The government of the Australian state of New South Wales plans to electrify Sydney’s bus fleet of around 8,000 vehicles. The government is currently awarding new contracts for the provision of bus transport services throughout Sydney.
Currently, most of Sydney’s buses run on diesel. The city of 5 million inhabitants on the east coast of Australia will be renewing contracts with the current services as most of them will expire by 2022. With the new contracts, the government intends to give the go-ahead for the planned conversion to a purely electric bus fleet.
All in all, bus transport in the greater Sydney area is covered by 13 contracts, ten of which are private and three public operators.

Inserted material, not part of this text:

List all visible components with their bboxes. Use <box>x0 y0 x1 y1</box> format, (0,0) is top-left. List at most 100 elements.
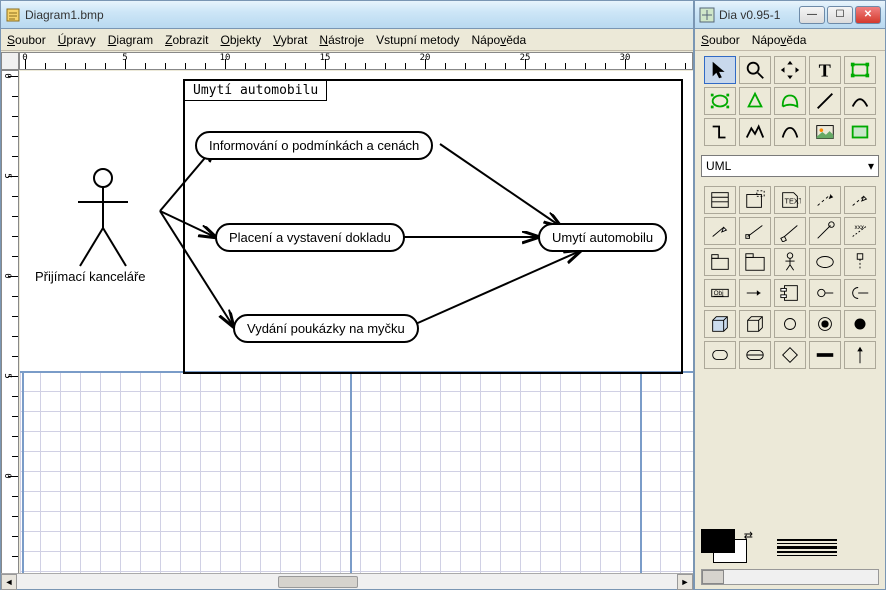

Andrew Constance, New South Wales Minister of Transport revealed: “I’ve challenged the world’s leading public transport operators to bid for all 13 Sydney bus contract regions over the next three years – which includes the three remaining State Transit government-operated regions.”
This is one of the first concrete actions by the Australian government to achieve the state’s goal of near climate neutrality by 2050. The newly-elected New South Wales transport minister claims the electric bus fleet will set standards in terms of air and noise pollution. The initiators want to orient themselves on “leading European cities”, which have shown that a quick transition to emission-free buses is possible.
So far there are very few electric buses on the road in Australia – and if there are, they are generally only being used for test purposes. The exceptions here are the airports in Sydney and Brisbane, where electric shuttles are already in use. The fact is that there is still a lot of convincing to be done in Australia when it comes to electromobility. The Western Australia government, for example, responsible for a state that takes up the entire western third of the country but only around 10 per cent of the country’s population has recently decided to buy more diesel buses.